How I tricked my kids into eating vegetables, with a garden

By Cynthia Grout | Sept 21, 2020

Raising kids, and kale

Ask any kid under the age of 10 what they want for dinner, and the result is almost unanimously mac and cheese or chicken nuggets. I don't blame them, those are fantastically delicious choices... but if your dietary preferences are equivalent to what Mommy and Daddy ate a decade ago at 3am from a college dorm room microwave, let's just say there's room for improvement...

 

We have a 4 and a half year old, and a 2 year old, so a grand total of 6 and half years of total time on this planet, carefully and meticulously nurtured by me and my husband, and despite our best efforts, they eat like 18 year old middle-linebackers that just got back from a two-week training camp. We even went so far to draw our own food pyramid on the fridge to show that ranch dressing wasn't part of that geometric equation.

 

Between daycare and preschool snacks, birthday parties and play dates, exhausted evening dinners, and uncontrollable cafeteria lunches, it's just really darn hard to feed kids healthy food. Even if you do pack a lunch with the most delicious kaleidoscope of nutritional fruits and veggies, if your child is sitting next to a classmate with pizza and french fries, you're going to face an uphill battle.

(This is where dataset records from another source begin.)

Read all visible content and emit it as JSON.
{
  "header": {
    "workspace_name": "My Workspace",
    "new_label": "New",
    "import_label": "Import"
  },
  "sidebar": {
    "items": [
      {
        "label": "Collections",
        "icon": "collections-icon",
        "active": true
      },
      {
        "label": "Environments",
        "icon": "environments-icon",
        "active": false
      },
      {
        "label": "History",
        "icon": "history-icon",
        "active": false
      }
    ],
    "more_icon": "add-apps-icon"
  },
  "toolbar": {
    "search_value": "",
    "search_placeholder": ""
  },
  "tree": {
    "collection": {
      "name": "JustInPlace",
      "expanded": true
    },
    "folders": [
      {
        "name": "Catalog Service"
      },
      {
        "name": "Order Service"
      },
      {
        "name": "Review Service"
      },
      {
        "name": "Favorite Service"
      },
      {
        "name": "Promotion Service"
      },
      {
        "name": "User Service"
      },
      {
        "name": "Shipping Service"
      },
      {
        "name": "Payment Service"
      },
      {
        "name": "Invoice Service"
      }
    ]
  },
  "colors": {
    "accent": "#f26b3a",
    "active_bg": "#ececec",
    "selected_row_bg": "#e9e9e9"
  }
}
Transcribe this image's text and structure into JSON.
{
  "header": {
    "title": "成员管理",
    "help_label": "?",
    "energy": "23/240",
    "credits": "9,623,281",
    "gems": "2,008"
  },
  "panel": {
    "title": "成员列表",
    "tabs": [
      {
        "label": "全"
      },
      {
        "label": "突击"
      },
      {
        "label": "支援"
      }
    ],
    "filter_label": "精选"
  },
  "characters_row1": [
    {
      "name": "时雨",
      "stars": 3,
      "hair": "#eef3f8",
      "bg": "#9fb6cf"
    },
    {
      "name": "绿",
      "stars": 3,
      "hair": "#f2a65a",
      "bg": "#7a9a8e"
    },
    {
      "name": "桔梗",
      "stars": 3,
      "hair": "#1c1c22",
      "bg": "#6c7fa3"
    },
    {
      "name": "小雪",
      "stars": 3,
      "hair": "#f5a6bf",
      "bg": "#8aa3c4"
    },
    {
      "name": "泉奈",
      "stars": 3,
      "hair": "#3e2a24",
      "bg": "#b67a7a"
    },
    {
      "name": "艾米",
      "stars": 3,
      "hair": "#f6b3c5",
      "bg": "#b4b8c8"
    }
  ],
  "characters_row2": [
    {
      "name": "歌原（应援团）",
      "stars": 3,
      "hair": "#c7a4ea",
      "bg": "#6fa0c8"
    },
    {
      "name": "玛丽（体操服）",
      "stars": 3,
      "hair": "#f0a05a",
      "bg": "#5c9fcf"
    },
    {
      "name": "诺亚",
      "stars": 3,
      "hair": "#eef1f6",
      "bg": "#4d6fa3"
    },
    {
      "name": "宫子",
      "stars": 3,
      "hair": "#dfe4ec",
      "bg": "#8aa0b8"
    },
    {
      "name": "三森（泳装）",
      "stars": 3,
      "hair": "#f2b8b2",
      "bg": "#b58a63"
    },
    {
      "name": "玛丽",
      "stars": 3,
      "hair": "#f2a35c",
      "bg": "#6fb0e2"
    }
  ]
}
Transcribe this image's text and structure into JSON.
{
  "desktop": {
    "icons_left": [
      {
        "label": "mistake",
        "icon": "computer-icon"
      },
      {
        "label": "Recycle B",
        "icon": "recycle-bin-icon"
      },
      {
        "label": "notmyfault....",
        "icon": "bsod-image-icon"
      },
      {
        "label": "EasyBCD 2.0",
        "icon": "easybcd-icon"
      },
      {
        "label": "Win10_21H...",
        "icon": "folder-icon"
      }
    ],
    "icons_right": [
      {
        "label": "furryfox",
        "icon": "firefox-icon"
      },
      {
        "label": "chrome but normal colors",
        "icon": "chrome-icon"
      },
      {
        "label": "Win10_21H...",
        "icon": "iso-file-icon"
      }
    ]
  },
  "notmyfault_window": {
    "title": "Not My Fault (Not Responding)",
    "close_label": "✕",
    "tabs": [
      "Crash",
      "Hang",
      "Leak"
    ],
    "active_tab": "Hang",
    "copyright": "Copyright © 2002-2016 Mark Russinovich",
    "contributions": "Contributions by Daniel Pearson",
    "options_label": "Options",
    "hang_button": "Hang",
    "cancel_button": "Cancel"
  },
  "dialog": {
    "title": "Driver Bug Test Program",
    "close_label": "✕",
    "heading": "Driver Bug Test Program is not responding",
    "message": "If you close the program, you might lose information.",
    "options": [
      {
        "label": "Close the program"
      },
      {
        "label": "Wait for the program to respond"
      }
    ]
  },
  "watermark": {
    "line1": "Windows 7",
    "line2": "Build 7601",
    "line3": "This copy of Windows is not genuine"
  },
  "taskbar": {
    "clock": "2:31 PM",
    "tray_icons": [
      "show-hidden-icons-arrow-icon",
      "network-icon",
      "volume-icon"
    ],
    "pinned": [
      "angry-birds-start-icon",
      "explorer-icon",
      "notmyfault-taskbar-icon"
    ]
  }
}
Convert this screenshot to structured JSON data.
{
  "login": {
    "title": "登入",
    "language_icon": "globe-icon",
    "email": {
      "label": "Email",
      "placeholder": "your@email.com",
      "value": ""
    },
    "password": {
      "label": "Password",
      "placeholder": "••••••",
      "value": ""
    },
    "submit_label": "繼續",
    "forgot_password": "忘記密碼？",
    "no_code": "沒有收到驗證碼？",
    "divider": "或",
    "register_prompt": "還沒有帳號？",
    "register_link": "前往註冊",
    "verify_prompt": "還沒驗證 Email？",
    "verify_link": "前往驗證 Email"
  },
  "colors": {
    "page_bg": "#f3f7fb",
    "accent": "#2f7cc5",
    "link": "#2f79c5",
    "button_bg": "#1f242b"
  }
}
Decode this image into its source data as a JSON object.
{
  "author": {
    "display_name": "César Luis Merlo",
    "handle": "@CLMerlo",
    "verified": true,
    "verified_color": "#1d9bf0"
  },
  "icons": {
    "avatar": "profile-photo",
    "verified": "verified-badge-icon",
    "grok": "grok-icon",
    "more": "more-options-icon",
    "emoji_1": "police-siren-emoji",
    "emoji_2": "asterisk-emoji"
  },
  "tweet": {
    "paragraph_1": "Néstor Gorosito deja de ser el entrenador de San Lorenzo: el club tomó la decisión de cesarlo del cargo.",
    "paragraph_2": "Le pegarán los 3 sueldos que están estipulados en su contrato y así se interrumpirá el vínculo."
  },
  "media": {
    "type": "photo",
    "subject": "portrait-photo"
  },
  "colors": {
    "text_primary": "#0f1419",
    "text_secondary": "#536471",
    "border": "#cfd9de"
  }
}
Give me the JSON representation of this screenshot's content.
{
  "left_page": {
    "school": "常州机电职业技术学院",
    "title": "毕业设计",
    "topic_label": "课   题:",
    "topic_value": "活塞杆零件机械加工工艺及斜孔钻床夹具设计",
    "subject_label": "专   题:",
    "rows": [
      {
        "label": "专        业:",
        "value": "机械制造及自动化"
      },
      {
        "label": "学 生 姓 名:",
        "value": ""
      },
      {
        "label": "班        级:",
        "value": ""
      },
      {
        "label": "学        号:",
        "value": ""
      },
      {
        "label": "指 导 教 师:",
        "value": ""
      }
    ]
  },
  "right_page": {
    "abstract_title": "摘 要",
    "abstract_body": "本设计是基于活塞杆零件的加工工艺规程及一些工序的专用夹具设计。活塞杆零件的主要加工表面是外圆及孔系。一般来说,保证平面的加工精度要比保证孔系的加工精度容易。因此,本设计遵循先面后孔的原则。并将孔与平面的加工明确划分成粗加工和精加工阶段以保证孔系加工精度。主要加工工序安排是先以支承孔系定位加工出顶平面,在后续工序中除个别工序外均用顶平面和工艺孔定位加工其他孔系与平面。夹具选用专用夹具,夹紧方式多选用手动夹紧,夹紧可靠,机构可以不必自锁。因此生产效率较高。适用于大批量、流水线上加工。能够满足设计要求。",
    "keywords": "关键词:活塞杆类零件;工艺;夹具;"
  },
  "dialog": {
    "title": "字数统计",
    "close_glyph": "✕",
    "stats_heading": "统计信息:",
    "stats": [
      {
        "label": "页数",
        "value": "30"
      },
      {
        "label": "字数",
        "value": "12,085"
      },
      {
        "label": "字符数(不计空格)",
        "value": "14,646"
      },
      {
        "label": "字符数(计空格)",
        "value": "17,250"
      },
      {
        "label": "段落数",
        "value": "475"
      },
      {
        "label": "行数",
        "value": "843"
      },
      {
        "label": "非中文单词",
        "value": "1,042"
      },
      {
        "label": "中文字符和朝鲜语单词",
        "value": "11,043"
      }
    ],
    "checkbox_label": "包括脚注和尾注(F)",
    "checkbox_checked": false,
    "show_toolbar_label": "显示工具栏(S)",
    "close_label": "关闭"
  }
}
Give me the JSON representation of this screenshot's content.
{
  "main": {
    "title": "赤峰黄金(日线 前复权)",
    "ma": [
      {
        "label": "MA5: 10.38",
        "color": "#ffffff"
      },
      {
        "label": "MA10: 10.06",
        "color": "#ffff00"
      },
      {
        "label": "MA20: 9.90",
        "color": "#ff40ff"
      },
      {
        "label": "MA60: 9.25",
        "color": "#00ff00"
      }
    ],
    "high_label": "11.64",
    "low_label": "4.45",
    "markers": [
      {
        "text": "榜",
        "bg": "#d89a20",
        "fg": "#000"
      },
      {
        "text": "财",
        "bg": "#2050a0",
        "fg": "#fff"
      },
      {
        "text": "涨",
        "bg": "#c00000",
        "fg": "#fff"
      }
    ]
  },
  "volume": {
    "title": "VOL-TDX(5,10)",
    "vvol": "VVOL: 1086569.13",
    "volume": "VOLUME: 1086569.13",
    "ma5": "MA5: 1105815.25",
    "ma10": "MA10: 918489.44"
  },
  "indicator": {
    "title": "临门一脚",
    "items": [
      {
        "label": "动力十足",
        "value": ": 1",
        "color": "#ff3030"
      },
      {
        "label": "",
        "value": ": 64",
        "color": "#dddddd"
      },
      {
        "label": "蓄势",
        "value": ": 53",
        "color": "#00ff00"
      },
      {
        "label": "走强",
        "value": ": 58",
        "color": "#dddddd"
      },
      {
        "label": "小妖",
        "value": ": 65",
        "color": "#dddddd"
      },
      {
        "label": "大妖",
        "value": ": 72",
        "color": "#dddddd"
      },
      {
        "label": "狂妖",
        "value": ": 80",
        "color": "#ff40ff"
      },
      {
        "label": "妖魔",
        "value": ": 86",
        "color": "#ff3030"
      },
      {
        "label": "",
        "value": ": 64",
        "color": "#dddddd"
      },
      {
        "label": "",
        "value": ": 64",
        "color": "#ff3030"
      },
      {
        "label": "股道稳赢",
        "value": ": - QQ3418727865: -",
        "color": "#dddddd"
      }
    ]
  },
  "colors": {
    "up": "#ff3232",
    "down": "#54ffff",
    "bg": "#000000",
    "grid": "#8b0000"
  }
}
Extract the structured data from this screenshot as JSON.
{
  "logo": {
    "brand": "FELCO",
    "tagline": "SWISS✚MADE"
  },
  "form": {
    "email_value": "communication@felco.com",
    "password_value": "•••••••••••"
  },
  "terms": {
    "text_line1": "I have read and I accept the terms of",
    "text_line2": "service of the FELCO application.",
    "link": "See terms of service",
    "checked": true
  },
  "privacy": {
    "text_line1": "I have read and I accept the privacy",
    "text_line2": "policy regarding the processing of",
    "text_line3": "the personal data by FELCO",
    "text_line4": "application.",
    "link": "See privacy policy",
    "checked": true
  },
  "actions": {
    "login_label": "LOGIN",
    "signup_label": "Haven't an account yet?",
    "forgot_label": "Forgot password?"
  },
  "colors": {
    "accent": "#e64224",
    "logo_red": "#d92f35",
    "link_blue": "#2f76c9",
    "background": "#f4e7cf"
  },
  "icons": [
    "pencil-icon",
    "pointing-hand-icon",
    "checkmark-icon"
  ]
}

Here's the top 3 solutions that I've found to help build a healthy diet with my kids:

1. Stir it up, little darling

Smoothies and vegetable pouches were a godsend, especially in the early days for their first solids (although let's be honest, I've totally snuck many a blueberry kale oatmeal pouches off to work! Age recommendations be damned!). As my littles got less little, smoothies were still a wonderful way to ensure they got a well-rounded assortment of nutrients, and the inclusion of a banana or apple usually over-powered the cornucopia of lesser-palatable leafy greens.

 

Their favorite all-time combination was purple carrot, beet, kale and blueberry, purely because of the awesome blue-purple color. As they got older I tried to involve them as much as possible with the making of the smoothies, where they'd choose the perfect carrot, tear off a handful of kale leaves, and count out 10 blueberries. It helped build that understanding of what actual food went into the smoothie, and they got to make their own elaborate concoctions. I will advise to limit the raw ingredients to ensure you don't end up with a drink that tastes like the underside of a lawn-mower.

2. Planting good habits

One day while watching parenting youtube videos, I stumbled upon a Ted Talk clip from Jamie Oliver which sadly featured a kindergarten class in the UK where the majority of the class couldn't identify popular plants, fruits, and vegetables. In his talk, Jamie argued that if kids don't know where their food comes from, they won't have an appreciation of it, and will prefer to eat unhealthy fast food alternatives.

 

That video, coupled with the fact that lockdowns turned our house into a science class, really made me want to start a garden with my kids. My parents always grew gardens, but I think it's a recessive gene that skipped me...? Some googling later I found the Pizza Garden by Seedsheet (How does one grow pizza!?!?), and my kids even designed two other container gardens online where they got to choose what plants they wanted to grow. It's truly amazing, my kids have become obsessed with their gardens, checking and watering them each day, and relentlessly asking what shade of orange is indicative of a ripe tomato! Prior to growing our gardens I would have to smother vegetables in dressing to even sneak them onto a plate, and now my kids are eating beans, peas, and tomatoes right off the vine by the handful!

 

3. Even "The Rock" has a cheat day

The pandemic has definitely affected our diets, starting with sourdough everything, and thankfully saved by our fresh vegetables and salads from our gardens. My husband recently started a diet that he found on Instagram that Dwayne "The Rock" Johnson was doing, which included a "Cheat Day"; where once per week he would reward his meticulous adherence to healthy food choices for the other 6-days, and he would gorge on whatever unhealthy junk he craved.

 

While I don't necessarily agree with my husbands insistence they he personally earned all of the dozen donuts, I do applaud his consistency on the diet, and I know first-hand that diets fail because dieters inevitably fall off the wagon. I'm not advocating for putting any kids on a diet, but I am saying that it's 100% alright if you're not feeding your kids perfect meals every single day, even The Rock needs a break!

So keep it up, you're doing great! Make some delicious smoothies, plant a garden with your kids, and don't be too hard on yourself!